Survey Claims Better Results from Participant Advice

February 22, 2011 ( – The sampling size was small, but a recent study found that participants who got financial advice held more funds, and enjoyed a higher rate of return than those who didn’t.


The study of 401(k) participants at twelve Midwest mid-size firms conducted by Francis Investment Counsel found that participants in the sampling who received financial advice held an average of 8.67 funds versus 4.98 funds for those who did not receive advice.  In addition, those who received financial advice achieved a 3-year annualized rate of return ending 6/30/10 that was an average 2.67 percentage points better than those who did not receive advice. 

Moreover, the average account balance for participants who utilized financial advice was $107,558 vs. $44,178 for those who did not.  Francis Investment Counsel LLC – a fee-only Registered Investment Advisor – retrieved personal rate of return and number of funds held from recordkeepers, according to a press release. 

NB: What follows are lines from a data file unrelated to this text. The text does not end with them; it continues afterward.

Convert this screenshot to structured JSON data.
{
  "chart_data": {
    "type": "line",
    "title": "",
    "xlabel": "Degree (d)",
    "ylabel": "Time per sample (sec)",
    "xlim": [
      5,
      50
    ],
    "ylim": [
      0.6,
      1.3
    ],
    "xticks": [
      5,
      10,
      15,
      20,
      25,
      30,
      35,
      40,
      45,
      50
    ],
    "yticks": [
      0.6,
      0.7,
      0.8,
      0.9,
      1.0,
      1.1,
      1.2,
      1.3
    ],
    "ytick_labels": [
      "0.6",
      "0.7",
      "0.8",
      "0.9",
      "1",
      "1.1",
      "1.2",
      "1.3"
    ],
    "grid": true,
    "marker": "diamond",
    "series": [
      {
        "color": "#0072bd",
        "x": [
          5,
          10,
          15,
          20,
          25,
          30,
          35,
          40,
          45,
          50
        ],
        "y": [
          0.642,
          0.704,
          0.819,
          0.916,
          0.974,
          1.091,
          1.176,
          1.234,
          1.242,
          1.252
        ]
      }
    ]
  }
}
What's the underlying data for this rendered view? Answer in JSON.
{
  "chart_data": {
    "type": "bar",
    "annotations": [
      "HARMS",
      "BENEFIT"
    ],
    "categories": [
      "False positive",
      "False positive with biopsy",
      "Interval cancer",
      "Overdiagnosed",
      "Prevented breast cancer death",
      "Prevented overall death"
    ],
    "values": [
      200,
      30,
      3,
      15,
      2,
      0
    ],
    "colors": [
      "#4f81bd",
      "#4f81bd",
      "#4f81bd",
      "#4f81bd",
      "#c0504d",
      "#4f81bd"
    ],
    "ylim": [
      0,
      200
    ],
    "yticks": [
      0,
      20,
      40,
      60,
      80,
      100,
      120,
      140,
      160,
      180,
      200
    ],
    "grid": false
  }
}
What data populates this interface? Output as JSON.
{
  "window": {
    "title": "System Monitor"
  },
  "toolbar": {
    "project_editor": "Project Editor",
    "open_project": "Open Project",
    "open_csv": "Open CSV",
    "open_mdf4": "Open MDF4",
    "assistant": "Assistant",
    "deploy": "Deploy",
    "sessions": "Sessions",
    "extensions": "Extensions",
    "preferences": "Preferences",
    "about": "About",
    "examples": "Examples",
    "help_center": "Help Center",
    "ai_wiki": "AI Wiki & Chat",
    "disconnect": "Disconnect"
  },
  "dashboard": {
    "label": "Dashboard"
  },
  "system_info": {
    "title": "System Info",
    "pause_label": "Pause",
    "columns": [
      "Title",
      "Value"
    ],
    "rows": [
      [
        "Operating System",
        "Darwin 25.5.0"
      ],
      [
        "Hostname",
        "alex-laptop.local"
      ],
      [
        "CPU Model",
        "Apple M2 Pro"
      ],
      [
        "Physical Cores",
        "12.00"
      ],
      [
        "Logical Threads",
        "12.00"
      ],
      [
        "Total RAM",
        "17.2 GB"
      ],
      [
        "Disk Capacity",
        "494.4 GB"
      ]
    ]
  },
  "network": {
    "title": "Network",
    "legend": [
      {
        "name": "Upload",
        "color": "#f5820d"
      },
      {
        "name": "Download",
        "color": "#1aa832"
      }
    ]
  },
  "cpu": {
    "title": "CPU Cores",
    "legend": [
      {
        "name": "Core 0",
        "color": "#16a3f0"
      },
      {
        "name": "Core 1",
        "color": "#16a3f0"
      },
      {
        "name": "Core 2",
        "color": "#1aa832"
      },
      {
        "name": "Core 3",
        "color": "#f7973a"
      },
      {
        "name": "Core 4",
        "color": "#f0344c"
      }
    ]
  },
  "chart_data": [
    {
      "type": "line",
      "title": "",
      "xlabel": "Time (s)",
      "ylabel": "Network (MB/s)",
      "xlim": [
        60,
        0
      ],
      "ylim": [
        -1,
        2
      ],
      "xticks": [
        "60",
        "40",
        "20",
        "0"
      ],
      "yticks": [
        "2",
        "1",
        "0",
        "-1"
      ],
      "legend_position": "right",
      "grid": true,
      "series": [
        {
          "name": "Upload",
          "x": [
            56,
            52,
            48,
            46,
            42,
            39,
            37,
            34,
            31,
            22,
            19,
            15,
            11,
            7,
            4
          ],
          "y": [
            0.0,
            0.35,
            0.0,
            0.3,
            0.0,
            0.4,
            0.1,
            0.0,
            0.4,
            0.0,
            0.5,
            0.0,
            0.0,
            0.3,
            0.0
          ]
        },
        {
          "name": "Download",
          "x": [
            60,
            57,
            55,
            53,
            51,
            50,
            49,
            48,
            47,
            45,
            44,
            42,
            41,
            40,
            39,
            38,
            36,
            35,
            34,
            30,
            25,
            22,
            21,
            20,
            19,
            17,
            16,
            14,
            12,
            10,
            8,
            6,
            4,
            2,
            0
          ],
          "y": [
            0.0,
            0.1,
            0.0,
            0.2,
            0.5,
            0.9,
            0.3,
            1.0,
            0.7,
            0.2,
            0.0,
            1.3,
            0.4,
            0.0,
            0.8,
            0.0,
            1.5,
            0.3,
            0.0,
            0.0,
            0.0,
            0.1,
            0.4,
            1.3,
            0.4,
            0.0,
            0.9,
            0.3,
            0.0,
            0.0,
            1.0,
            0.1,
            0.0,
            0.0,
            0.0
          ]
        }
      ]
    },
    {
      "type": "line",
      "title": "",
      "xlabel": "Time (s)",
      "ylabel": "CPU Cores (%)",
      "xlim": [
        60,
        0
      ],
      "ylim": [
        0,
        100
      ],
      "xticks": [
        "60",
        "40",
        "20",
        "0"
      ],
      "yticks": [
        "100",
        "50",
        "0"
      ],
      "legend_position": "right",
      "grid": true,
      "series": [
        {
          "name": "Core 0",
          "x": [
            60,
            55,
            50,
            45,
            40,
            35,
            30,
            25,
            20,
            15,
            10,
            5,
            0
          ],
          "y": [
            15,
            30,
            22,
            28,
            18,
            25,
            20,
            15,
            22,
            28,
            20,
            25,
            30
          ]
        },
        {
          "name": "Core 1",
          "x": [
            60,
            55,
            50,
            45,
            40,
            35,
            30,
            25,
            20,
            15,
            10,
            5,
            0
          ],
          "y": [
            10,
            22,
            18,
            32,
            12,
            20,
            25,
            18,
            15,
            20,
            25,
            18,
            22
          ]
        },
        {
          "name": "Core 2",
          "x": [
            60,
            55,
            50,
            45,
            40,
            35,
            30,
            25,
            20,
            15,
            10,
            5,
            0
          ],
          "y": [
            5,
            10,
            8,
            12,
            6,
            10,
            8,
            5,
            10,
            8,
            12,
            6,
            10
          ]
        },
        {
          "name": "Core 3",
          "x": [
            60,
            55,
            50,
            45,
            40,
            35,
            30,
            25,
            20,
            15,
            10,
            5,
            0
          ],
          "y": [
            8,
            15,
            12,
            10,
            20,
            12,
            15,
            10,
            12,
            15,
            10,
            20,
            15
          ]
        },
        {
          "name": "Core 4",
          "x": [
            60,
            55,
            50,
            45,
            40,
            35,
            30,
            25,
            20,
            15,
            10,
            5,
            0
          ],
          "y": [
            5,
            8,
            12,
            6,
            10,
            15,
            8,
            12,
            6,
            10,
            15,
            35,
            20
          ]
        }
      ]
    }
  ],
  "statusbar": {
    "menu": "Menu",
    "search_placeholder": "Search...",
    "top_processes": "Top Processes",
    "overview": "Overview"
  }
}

“This survey demonstrates that face–to-face, one-on-one advice has a meaningful impact on participant returns,” said Kelli Send, Senior Vice President of Francis Investment Counsel LLC.  “As companies seek ways to help their employees better prepare for a comfortable retirement, this study suggests offering personalized education and advice is effective.”  A recent study by Hewitt found that 51% of respondents want one-on-one advice, while only 23% prefer an online tool. 

The twelve Midwest mid-size firms included in the study represent over 7,400 plan participants.  Of these, a random sampling of approximately 25% of plan participants maintaining account balances was drawn for the survey.  These individuals were split into two study groups: those who had utilized Francis Investment Counsel one-on-one participant advisory services and those who did not.  Those who received advice earned an average 3-year annualized rate of return 2.67 percentage points better than those who did not receive advice. 

“The numbers tell us that participants with larger account balances are the ones who seek out advice, which helps them continue to move ahead,” said Kelli Send, Senior Vice President, in a press release.  “However, the study results argue advice for all will improve diversification and performance.”